Its partner watched until it hit the ground, and then looked back at Ethan.
Ethan smiled, said, “You’re next.”
The thing studied him, its head tilting like it could understand or at least wanted to. It clung to the rock just below the ledge, within easy reach, Ethan waiting for it to make its move, but it held position.
Ethan spun around, searching the cliff wall within reach for another loose rock and coming up empty.
When he turned back, the monster was still perched on the wall.
Settling in.
Ethan wondered if he should climb on until he came across another sizeable rock.
Bad idea. You’d have to down-climb to get back to this ledge.
Ethan crouched, unlaced his left boot. Pulled it off, and then did the same with his right.
He held it—not nearly the heft of a rock, but perhaps it could do the job. Grasping it by the heel, he made a dramatic show of cocking back his arm as he stared down into the monster’s milky eyes.
“You know what’s coming, don’t you?”
Ethan feigned a throw.
It didn’t flinch and come off the rock as he’d hoped, just pressed in closer to the wall.

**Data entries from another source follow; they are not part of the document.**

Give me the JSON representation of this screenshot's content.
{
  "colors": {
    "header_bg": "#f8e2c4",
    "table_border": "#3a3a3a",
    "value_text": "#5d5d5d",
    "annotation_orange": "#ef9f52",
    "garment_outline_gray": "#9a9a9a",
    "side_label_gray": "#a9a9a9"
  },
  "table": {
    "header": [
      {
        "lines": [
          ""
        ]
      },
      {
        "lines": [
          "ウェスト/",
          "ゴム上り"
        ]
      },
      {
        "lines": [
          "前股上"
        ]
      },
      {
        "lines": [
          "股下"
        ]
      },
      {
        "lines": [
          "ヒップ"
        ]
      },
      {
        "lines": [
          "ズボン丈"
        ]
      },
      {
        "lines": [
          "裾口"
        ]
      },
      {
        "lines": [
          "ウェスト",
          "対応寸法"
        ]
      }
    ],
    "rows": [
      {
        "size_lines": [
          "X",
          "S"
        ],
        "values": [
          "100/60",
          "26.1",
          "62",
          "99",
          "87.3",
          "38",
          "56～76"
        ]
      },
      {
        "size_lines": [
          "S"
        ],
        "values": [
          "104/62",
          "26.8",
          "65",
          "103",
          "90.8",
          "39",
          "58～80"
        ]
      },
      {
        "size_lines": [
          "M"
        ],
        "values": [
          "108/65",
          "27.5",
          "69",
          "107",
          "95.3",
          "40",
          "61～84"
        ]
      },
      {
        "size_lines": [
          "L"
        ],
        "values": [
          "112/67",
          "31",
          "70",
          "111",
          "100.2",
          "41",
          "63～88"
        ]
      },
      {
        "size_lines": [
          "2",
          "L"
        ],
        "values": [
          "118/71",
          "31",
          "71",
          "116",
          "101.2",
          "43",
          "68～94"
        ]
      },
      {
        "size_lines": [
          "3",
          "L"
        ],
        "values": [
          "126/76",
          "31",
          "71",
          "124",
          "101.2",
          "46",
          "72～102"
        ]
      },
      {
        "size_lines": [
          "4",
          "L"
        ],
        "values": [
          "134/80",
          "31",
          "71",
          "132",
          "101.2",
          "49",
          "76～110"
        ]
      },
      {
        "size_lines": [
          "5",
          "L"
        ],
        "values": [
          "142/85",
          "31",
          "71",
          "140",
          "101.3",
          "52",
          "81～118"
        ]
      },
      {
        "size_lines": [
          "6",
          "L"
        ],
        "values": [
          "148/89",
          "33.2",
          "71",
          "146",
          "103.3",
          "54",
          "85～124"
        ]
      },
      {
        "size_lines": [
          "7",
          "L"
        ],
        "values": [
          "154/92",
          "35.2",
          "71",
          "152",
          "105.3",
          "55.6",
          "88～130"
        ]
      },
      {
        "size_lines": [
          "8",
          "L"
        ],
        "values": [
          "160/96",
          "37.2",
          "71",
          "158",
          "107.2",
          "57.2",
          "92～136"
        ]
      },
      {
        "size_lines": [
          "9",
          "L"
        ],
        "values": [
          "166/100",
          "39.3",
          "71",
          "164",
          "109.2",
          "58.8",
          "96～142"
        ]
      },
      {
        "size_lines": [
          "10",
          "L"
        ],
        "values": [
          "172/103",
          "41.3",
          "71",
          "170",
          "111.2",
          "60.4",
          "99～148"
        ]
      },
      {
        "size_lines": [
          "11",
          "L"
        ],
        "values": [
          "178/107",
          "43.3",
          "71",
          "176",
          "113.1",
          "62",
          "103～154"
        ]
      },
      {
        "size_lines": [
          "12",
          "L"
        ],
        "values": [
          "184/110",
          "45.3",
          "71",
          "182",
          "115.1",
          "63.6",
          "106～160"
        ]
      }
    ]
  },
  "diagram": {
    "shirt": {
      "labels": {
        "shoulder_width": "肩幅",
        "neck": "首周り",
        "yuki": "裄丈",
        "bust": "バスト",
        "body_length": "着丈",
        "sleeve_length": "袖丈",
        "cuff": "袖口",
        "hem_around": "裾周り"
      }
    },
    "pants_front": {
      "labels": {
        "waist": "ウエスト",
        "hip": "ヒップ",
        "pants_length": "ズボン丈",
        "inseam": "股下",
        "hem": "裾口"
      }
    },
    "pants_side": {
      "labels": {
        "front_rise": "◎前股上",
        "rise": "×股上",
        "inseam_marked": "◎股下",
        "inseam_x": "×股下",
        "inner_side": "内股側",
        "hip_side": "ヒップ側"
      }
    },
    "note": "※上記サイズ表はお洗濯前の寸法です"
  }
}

The next time wasn’t a fake, but Ethan threw so hard the boot sailed over the creature’s head and took an uninterrupted fall into the canyon.
He lifted the other boot, took aim, threw.
Direct hit to the face.
The boot bounced off and tumbled away as the creature, still clinging to the wall, looked up at Ethan and hissed.
A visage of murderous intent.
“How long can you hold on, you think?” Ethan asked. “You must be getting tired.” He reached down, pretending to offer a hand. “I’ll help you the rest of the way. You just have to trust.” The way it watched him was unnerving—a definite intelligence all the more frightening because he couldn’t know how deep it went.
Ethan sat on the rock.
“I’ll be right here,” he said. “Until you fall.”
He watched its heart beating.
He watched it blinking.
“You are one ugly motherfucker.” Ethan chuckled. “Sorry. I couldn’t resist. It’s from a movie. Seriously, what the hell are you?”
Fifteen minutes crept by.
Late afternoon now.
The sun beginning to drop, the floor of the canyon already in darkness.
It was cold up here on the rock.
A few clouds streaming overhead, but they were inconsequential and swallowed up in all that crystal blue like afterthoughts.
The five talons on the creature’s left arm began to quiver, rattling against the microscopic handhold, and something in its eyes had changed. Still plenty of rage, but now an added element—fear?
Its head swiveled, surveying all the rock within reach.
Ethan had already made the same inspection and arrived at the same conclusion.
“Yeah, this is it, pal. This ledge. My ledge. Your only option.”
A tremor moved through its right leg, and Ethan had opened his mouth to suggest the creature just let go when it leaped from its footholds, elevating three feet and simultaneously swiping its right claw in a wide, flat arc.
It would have torn his face open, but he ducked—talons grazing the top of his head—and then Ethan rose up on both legs, ready to kick this thing off the cliff.
But he didn’t need to.
It had never had a chance of reaching the ledge in its weakened state—had merely taken one last shot at bringing Ethan down with it.
The fall apparently came as no surprise, because it didn’t make a sound and it didn’t flail its arms or legs.
Just stared up at Ethan as it plummeted toward the sunless floor of the canyon, body as motionless as if in the midst of a high dive.
Fully resigned, maybe even at peace, with its fate.